Che qualità avrebbe una pratica da cui non dovessero venire un gesto ed un’attitudine progressivamente rinnovati.
La meditazione ci deve condurre ad uno sguardo nuovo sull’universo e sull’umanità.
Essa conduce al mondo perché vi sia portata e praticata la parola divina.
Ascoltare la Parola del Dio cristiano, o la parola del Budda, dell’Atman, del sé deve sfociare sull’azione perché un vero ascolto mette in movimento.
La vocazione del meditante è quella di divenire attore; la contemplazione si prolunga nell’azione, dove si realizza in un’azione trasfigurata dallo spirituale.
La nostra vita è un succedersi di tempi forti e di tempi deboli.

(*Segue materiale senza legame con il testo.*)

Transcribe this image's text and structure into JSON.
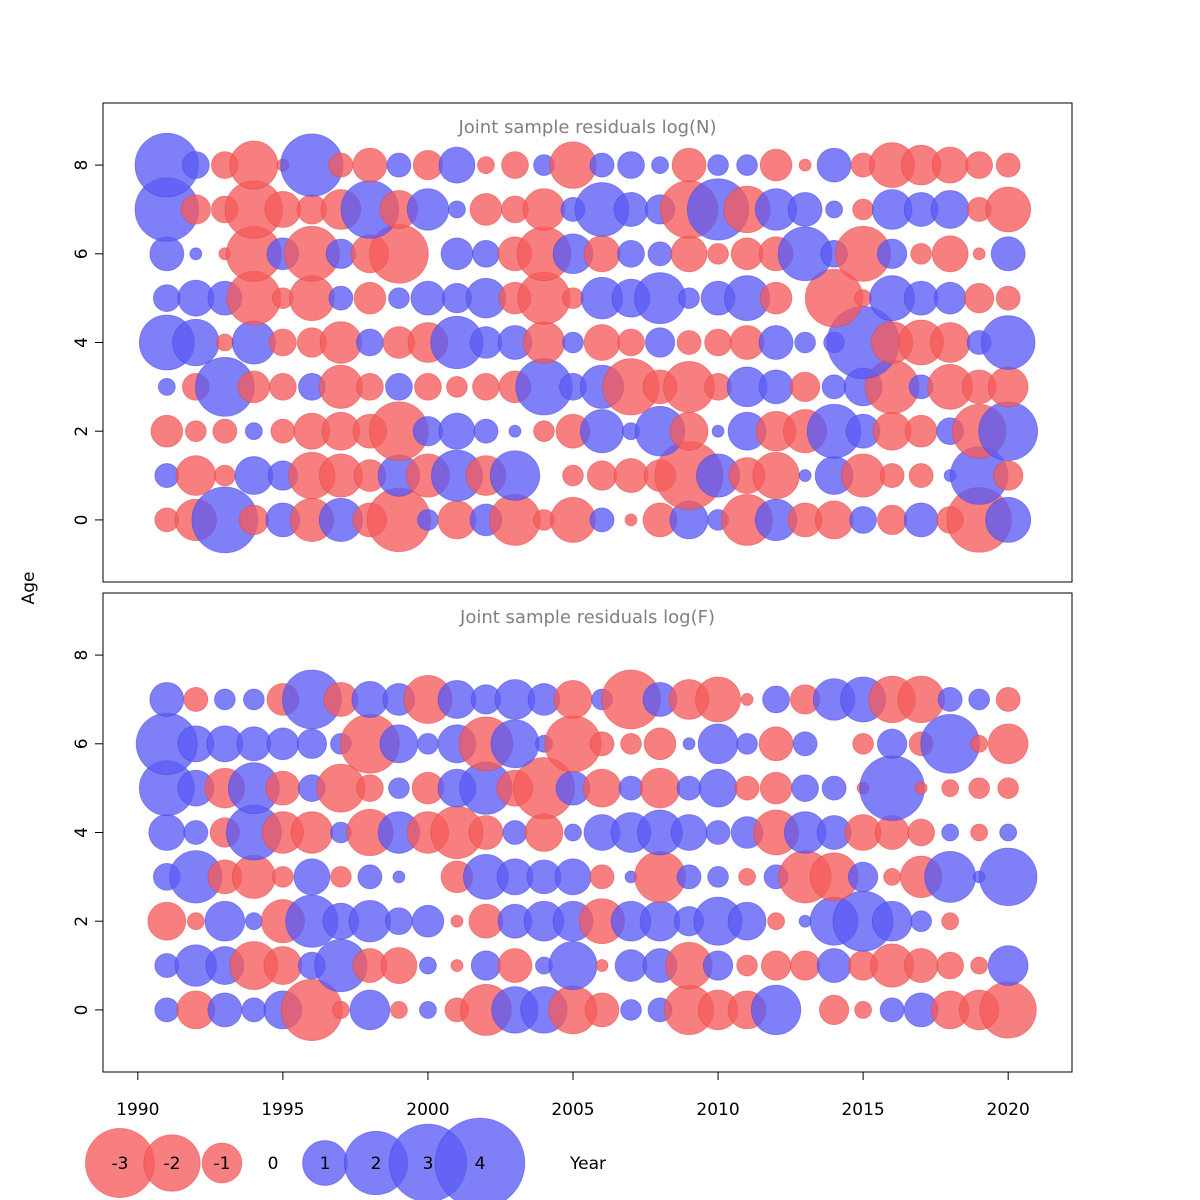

I tempi forti, come la meditazione, si alternano con i tempi detti deboli che hanno bisogno, per svolgere il loro ruolo, di essere costruiti sui tempi forti, nutriti e vivificati da essi.
Per colui che persevera nella meditazione le frontiere tra preghiera ed azione divengono veramente labili infatti egli sta facendo unità nella sua vita.
La meditazione inverte la nostra tendenza ordinaria: dall’afferrare si impara a lasciarsi afferrare.
Essa trasfigura la banalità, il sacro si materializza nel profano.
Con, ed a causa della meditazione è la vita intera che diviene pratica-esercizio spirituale.
E’ dal contatto con gli altri che si verifica la profondità del lavoro fatto su se stessi.
E’ dal contatto con la realtà che si vede o meno la stabilità interiore.
La redazione augura a coloro che praticheranno la meditazione una vita fatta di una successione continua di momenti di “risveglio”, augura ancora che ciascuno possa trovare in uno dei metodi proposti un aiuto per la propria crescita.